Asmat, Papua (ANTARA) - National Project Manager Wahana Visi Indonesia (WVI) Hotmianida Panjaitan mengatakan bahwa perilaku hidup sehat di Suku Asmat, Papua sudah mulai membaik pasca-kejadian luar biasa (KLB) campak dan gizi buruk pada tahun 2018 lalu.

“Kalau dibilang berhasil, kami tidak bisa bilang muluk-muluk ya. Tapi kalau saya lihat kondisi waktu saya datang ke Warse, sudah sedikit lebih maju. Tapi Damen masih ada yang tidak pakai baju,” kata Hotmianida saat ditemui ANTARA di Kampung Damen, Kabupaten Asmat, Papua, Rabu.

Hotmianida menuturkan perubahan perilaku itu dapat terlihat pada masyarakat Asmat yang menjadi wilayah dampingan WVI seperti di Kampung Akamar, Kampung Birak, Kampung Warse dan Kampung Damen. Kini, masyarakat sudah mulai mau membiasakan diri untuk mandi dengan air bersih ataupun menggunakan air sungai dekat dermaga.

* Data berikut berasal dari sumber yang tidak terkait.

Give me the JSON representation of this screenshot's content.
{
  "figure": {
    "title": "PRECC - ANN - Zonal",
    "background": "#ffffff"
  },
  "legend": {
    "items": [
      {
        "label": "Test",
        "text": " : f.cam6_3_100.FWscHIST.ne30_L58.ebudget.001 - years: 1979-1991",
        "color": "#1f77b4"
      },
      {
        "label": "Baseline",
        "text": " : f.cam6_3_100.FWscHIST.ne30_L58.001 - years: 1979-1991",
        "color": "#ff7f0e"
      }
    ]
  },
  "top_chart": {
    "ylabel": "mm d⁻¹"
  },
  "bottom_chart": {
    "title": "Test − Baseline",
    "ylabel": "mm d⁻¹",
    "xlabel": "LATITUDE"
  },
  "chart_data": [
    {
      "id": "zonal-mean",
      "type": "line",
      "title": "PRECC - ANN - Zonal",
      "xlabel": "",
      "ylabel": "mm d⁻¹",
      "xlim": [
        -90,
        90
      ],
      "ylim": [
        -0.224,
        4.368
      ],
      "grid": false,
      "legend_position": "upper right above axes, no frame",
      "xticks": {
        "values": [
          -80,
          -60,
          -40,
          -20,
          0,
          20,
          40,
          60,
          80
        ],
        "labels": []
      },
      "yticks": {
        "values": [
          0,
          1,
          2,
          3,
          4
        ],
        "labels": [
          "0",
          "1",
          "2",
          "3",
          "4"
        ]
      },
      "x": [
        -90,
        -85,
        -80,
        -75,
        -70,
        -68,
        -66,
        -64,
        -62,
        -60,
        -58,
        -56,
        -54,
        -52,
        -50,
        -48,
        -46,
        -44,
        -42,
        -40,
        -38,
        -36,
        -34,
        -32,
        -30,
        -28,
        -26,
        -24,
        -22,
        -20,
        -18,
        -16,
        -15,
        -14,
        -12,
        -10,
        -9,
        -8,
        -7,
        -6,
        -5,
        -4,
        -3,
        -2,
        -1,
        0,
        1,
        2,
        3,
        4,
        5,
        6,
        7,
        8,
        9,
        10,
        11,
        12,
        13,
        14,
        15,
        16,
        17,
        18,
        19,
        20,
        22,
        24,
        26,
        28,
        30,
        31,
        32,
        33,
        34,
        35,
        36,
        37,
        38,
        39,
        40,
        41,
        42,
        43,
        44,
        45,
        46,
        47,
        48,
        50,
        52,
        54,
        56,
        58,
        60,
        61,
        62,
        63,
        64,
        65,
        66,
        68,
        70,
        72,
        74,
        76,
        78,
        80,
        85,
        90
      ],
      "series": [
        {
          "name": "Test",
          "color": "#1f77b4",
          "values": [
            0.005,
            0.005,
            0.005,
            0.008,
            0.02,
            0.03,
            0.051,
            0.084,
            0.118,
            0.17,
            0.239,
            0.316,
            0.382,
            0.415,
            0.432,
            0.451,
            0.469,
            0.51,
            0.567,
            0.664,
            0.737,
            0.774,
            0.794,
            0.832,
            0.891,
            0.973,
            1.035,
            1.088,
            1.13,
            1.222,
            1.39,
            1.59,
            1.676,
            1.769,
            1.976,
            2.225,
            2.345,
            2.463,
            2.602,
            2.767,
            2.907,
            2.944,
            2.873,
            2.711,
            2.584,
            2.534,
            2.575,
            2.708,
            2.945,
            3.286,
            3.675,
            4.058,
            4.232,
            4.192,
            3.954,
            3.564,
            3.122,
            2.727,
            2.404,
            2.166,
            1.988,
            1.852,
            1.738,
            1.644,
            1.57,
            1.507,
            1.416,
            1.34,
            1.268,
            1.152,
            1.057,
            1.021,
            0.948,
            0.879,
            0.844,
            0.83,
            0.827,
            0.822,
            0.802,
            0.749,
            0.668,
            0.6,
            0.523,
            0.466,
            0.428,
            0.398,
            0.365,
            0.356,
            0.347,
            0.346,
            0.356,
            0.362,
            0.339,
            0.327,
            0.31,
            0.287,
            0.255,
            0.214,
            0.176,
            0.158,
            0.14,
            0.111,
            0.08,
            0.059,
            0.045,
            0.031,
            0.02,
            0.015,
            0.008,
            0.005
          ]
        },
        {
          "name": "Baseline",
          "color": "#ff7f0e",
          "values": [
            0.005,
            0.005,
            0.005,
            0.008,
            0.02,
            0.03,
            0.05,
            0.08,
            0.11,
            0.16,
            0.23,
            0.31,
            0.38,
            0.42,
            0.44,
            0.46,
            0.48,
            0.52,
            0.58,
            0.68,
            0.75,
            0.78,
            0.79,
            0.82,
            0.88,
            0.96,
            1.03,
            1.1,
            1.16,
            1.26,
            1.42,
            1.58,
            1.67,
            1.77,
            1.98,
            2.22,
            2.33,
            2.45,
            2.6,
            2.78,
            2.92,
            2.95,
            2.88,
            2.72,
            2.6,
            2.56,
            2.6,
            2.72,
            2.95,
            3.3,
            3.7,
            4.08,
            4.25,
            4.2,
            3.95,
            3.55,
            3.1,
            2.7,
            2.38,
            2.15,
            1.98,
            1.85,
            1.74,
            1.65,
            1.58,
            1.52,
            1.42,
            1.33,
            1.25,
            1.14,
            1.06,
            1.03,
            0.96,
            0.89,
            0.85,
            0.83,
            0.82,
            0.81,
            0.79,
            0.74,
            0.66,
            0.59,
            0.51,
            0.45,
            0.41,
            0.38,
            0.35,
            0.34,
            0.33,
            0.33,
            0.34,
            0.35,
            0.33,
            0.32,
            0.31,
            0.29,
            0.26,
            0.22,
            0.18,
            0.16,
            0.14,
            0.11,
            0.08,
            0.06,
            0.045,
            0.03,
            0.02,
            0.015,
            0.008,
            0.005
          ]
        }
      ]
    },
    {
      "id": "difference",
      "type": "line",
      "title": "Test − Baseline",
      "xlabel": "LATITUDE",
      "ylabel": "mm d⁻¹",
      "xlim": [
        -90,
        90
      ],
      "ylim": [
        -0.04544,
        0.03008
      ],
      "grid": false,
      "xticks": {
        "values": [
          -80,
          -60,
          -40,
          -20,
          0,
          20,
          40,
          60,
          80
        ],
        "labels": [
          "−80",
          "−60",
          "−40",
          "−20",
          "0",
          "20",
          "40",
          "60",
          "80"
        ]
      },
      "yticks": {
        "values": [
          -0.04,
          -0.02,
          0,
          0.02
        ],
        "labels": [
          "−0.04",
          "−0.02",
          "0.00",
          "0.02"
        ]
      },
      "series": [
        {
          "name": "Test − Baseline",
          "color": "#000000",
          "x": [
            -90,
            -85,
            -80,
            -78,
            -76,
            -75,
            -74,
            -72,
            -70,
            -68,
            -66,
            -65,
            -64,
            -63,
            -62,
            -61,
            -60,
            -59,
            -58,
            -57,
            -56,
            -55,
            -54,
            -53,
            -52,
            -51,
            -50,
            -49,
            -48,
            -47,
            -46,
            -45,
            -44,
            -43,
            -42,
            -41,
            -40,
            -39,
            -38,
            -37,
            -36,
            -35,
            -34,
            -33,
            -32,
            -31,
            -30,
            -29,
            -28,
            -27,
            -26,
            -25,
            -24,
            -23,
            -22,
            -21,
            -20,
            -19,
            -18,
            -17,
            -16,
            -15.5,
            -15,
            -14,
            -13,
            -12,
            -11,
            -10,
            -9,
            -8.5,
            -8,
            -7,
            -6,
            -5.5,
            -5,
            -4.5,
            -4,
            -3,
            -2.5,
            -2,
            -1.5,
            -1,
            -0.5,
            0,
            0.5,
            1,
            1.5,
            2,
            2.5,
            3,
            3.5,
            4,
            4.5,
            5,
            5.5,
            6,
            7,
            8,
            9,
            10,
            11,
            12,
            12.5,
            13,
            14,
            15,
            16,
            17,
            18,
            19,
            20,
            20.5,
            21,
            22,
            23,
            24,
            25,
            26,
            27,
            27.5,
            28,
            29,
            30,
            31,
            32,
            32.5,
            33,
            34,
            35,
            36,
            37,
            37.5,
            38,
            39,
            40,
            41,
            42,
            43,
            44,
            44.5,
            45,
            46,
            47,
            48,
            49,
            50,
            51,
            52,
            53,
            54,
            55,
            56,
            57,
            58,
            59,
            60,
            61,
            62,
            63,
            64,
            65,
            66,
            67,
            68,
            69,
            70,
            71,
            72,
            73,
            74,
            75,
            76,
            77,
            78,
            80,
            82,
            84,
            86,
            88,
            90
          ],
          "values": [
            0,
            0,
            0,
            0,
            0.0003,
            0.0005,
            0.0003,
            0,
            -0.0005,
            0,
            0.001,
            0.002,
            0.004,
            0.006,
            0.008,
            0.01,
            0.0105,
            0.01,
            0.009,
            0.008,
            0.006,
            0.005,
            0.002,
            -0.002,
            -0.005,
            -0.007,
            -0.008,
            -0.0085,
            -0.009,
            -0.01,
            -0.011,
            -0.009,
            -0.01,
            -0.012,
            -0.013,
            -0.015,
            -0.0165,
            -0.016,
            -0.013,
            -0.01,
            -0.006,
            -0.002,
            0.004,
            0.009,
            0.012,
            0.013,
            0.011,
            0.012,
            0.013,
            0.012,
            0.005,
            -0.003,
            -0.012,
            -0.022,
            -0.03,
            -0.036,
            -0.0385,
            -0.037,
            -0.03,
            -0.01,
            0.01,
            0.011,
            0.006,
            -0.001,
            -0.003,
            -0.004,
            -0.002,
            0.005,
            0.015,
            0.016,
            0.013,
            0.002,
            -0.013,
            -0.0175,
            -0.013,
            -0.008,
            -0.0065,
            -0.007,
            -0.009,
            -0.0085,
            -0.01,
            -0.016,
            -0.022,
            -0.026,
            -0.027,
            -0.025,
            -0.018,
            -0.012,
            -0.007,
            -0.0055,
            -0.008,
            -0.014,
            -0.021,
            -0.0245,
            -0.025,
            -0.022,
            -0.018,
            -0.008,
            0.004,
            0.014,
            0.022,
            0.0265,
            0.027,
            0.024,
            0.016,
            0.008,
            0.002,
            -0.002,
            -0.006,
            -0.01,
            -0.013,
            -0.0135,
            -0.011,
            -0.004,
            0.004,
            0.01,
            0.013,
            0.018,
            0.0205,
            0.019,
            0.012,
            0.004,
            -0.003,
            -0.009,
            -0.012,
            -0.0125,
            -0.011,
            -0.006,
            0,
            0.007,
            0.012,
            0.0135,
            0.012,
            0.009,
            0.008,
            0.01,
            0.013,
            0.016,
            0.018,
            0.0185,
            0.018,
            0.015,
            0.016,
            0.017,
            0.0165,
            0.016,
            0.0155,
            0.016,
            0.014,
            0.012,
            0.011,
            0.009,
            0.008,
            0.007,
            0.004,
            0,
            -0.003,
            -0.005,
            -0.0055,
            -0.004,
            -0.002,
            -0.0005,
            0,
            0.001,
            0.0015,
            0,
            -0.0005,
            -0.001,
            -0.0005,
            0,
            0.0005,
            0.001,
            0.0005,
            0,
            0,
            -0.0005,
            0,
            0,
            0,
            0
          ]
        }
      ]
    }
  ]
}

Baca juga: Bupati Asmat: Festival budaya diselenggarakan Oktober 2022

Meskipun yang dimaksud dengan mandi tersebut adalah celup atau molo yang berarti hanya sekadar mendinginkan tubuh ke dalam air. Bukan membersihkan tubuh karena cuaca yang seringkali panas dan terik.

Lewat pendampingan hidup bersih, anak-anak juga mulai rajin mencuci tangan dengan menggunakan sabun dan air mengalir yang disediakan di area pastoran.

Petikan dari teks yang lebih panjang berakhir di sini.